This sort of a trap is very much a bummer, and can take you to some pretty bizarre places that you mightn't expect, because this sort of a trap is very much about becoming your entire universe. I realize it's only been about twenty minutes, but in terms of personal agency and the like... For a guy who can go ahead and sleep in the ground like a worm whenever he needs to, it takes a lot to develop claustrophobia.
Russell notes Lorena's lack of sophistication, even at her age, and tells Bill about how one of Lorena's bright ideas was to make Bill watch while she killed Sookie. Which, yes, that would work, because his humanity is tenuous and contingent, but more importantly -- and obviously there's a reason I'm going to keep ringing this particular bell, having to do with the monster at the end of this episode -- because any retaliation would prove Lorena right. It's a very Catch-22, quantum physics kind of a problem to have. It's also a sort of Maryann Forrester problem to have, if you think about it: If your loss of control means somebody else is in control, then they can do whatever they want to you and either way, they win. (Of course, in real life, any loss of control puts somebody else in control, but it's not magic. Even if it feels like it at the time.)
I've never felt a huge amount of sympathy for old Bill, because he makes his own drama so very vigorously so very much of the time, but in this case my heart just bleeds for him. Bill's in a cage and it's making him crazy, and it only took about five minutes, because Bill is already fucking crazy. He's just really good at hiding it.

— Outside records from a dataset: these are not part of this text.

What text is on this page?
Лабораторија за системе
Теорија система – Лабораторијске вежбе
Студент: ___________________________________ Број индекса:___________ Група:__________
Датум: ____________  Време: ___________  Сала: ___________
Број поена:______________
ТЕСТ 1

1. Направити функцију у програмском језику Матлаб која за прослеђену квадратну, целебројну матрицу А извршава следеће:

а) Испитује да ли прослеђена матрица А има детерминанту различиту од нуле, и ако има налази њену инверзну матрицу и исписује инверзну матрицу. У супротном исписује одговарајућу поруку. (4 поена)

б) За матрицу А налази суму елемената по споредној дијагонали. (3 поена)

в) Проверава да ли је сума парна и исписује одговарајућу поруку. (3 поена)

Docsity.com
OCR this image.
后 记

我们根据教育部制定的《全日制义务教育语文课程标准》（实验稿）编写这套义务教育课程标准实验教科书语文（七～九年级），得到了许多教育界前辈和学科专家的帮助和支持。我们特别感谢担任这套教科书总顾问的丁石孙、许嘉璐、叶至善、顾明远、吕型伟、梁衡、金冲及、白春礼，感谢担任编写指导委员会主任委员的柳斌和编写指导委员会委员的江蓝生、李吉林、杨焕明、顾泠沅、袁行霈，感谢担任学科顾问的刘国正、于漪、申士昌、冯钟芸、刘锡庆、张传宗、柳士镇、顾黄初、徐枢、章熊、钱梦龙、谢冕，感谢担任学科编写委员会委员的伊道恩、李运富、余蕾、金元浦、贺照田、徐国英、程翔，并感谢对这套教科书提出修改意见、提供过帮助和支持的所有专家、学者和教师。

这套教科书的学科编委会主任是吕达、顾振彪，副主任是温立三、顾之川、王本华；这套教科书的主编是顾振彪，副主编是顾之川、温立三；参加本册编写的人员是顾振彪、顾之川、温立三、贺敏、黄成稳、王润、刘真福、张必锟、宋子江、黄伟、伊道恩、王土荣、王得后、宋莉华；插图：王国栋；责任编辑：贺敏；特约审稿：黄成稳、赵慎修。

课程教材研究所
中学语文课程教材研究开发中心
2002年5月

Russell changes the subject to whether or not Buffy and Angel can truly be together, because eventually she'll get old and die and he'll stay young and beautiful forever -- you know, like David Boreanaz did -- and so why not turn Sookie, like how Russell turned Talbot centuries ago. He sort of moans about how vampire gay marriage is like the realest kind of marriage. I'm inclined to agree, because I can't imagine spending ten minutes with Talbot without murdering him, much less centuries. Bill says it's impossible, because of his own personal Edward Cullen problems about being a vampire, and Russell says that the alternative is to subject her to the vicissitudes of mortality and to the mercy of "forces." In case Bill didn't get the implication -- and it's Bill we're talking about -- Russell gets wicked scary for a second: The "forces" are, or include, Russell himself.